The same day, Sam packed their wedding and holiday photographs into a number of boxes and sealed them with tape. In blue marker pen, he wrote: S&J wed, etc, B-bados 92, Turkey 89, Devon 90, mil. eve 00.
He stared down at the boxes. Their marriage, codified.
The degenerative brain disorder that killed Justine was called 'fatal familial insomnia'. It was a vanishingly rare condition caused by the action of prions, the enigmatic rogue proteins that also caused scrapie in sheep and bovine spongiform encephalopathy in cattle. Justine withdrew from them bit by bit, minute by minute until, near the end, it was impossible not to wish what remained of her more speedily gone.
The first sign had been difficulty in sleeping. But Justine was an art teacher in the local College of Further Education, which was underfunded and understaffed. She was stressed. They didn't think much of it.
Within a few weeks, the ability to sleep—but not the longing for it—had deserted her. Her GP assured her that all chronic insomniacs slept far more than they imagined, and she prescribed pills. The pills didn't work. Later, different doctors ran tests. Working shifts in a controlled environment, they observed the passage of forty-eight entirely sleepless hours. By now, Justine was debilitated and bewildered. She so very badly wanted to sleep.

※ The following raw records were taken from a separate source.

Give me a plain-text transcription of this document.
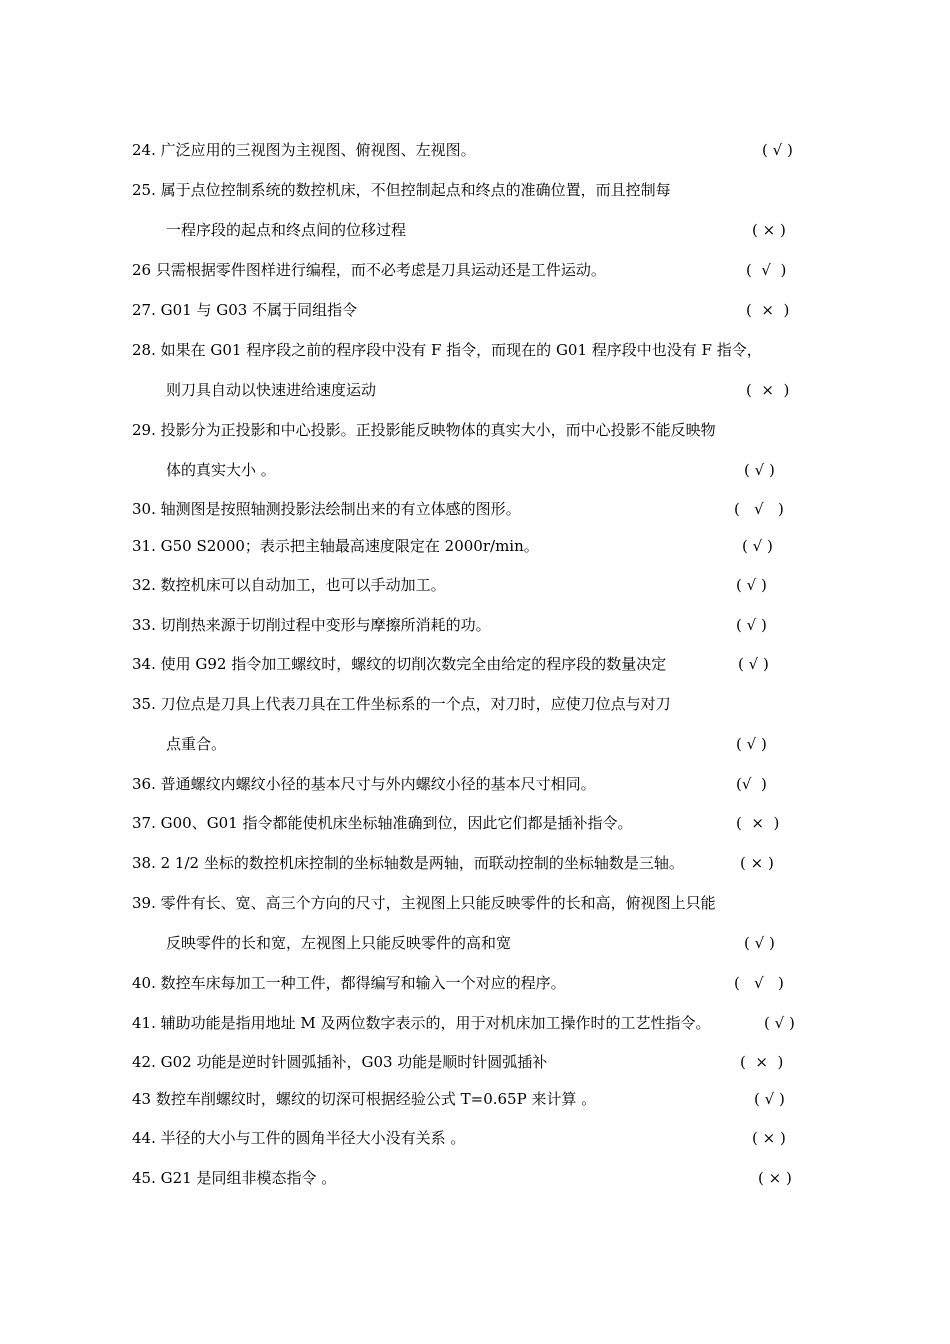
24. 广泛应用的三视图为主视图、俯视图、左视图。	( √ )
25. 属于点位控制系统的数控机床，不但控制起点和终点的准确位置，而且控制每
一程序段的起点和终点间的位移过程	( × )
26 只需根据零件图样进行编程，而不必考虑是刀具运动还是工件运动。	(  √  )
27. G01 与 G03 不属于同组指令	(  ×  )
28. 如果在 G01 程序段之前的程序段中没有 F 指令，而现在的 G01 程序段中也没有 F 指令，
则刀具自动以快速进给速度运动	(  ×  )
29. 投影分为正投影和中心投影。正投影能反映物体的真实大小，而中心投影不能反映物
体的真实大小 。	( √ )
30. 轴测图是按照轴测投影法绘制出来的有立体感的图形。	(   √   )
31. G50 S2000；表示把主轴最高速度限定在 2000r/min。	( √ )
32. 数控机床可以自动加工，也可以手动加工。	( √ )
33. 切削热来源于切削过程中变形与摩擦所消耗的功。	( √ )
34. 使用 G92 指令加工螺纹时，螺纹的切削次数完全由给定的程序段的数量决定	( √ )
35. 刀位点是刀具上代表刀具在工件坐标系的一个点，对刀时，应使刀位点与对刀
点重合。	( √ )
36. 普通螺纹内螺纹小径的基本尺寸与外内螺纹小径的基本尺寸相同。	(√  )
37. G00、G01 指令都能使机床坐标轴准确到位，因此它们都是插补指令。	(  ×  )
38. 2 1/2 坐标的数控机床控制的坐标轴数是两轴，而联动控制的坐标轴数是三轴。	( × )
39. 零件有长、宽、高三个方向的尺寸，主视图上只能反映零件的长和高，俯视图上只能
反映零件的长和宽，左视图上只能反映零件的高和宽	( √ )
40. 数控车床每加工一种工件，都得编写和输入一个对应的程序。	(   √   )
41. 辅助功能是指用地址 M 及两位数字表示的，用于对机床加工操作时的工艺性指令。	( √ )
42. G02 功能是逆时针圆弧插补，G03 功能是顺时针圆弧插补	(  ×  )
43 数控车削螺纹时，螺纹的切深可根据经验公式 T=0.65P 来计算 。	( √ )
44. 半径的大小与工件的圆角半径大小没有关系 。	( × )
45. G21 是同组非模态指令 。	( × )
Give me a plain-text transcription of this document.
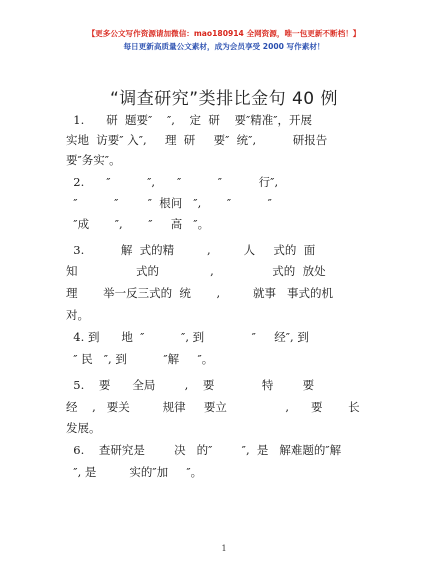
【更多公文写作资源请加微信：mao180914 全网资源，唯一包更新不断档！】
每日更新高质量公文素材，成为会员享受 2000 写作素材！
“调查研究”类排比金句 40 例
1.      研  题要″    ″,    定  研    要″精准″，开展
实地  访要″ 入″,     理  研     要″  统″,          研报告
要″务实″。
2.      ″          ″,      ″          ″          行″,
″          ″        ″  根问   ″,       ″          ″
″成       ″,       ″     高   ″。
3.          解  式的精         ,         人     式的  面
知                式的              ,                式的  放处
理       举一反三式的  统       ,         就事   事式的机
对。
4. 到      地  ″          ″, 到             ″     经″, 到
″ 民   ″, 到          ″解     ″。
5.    要      全局        ,    要             特        要
经    ,   要关         规律     要立                ,      要       长
发展。
6.    查研究是        决   的″        ″,  是   解难题的″解
″, 是         实的″加     ″。
1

Before the condition was diagnosed, Justine's sanity left her. She was awake until being awake drove her insane.
Even when she became deranged, being awake gnawed at her bones, confining her eventually to a wheelchair. She could no longer distinguish between dream-states and waking reality. She passed randomly from one to the other. There came a time when she no longer knew her mother, her husband or her only son. During those final months she was shrunken and grotesque and sometimes violently maniacal, curled like a cricket and shrieking at chimeras and imaginary colours.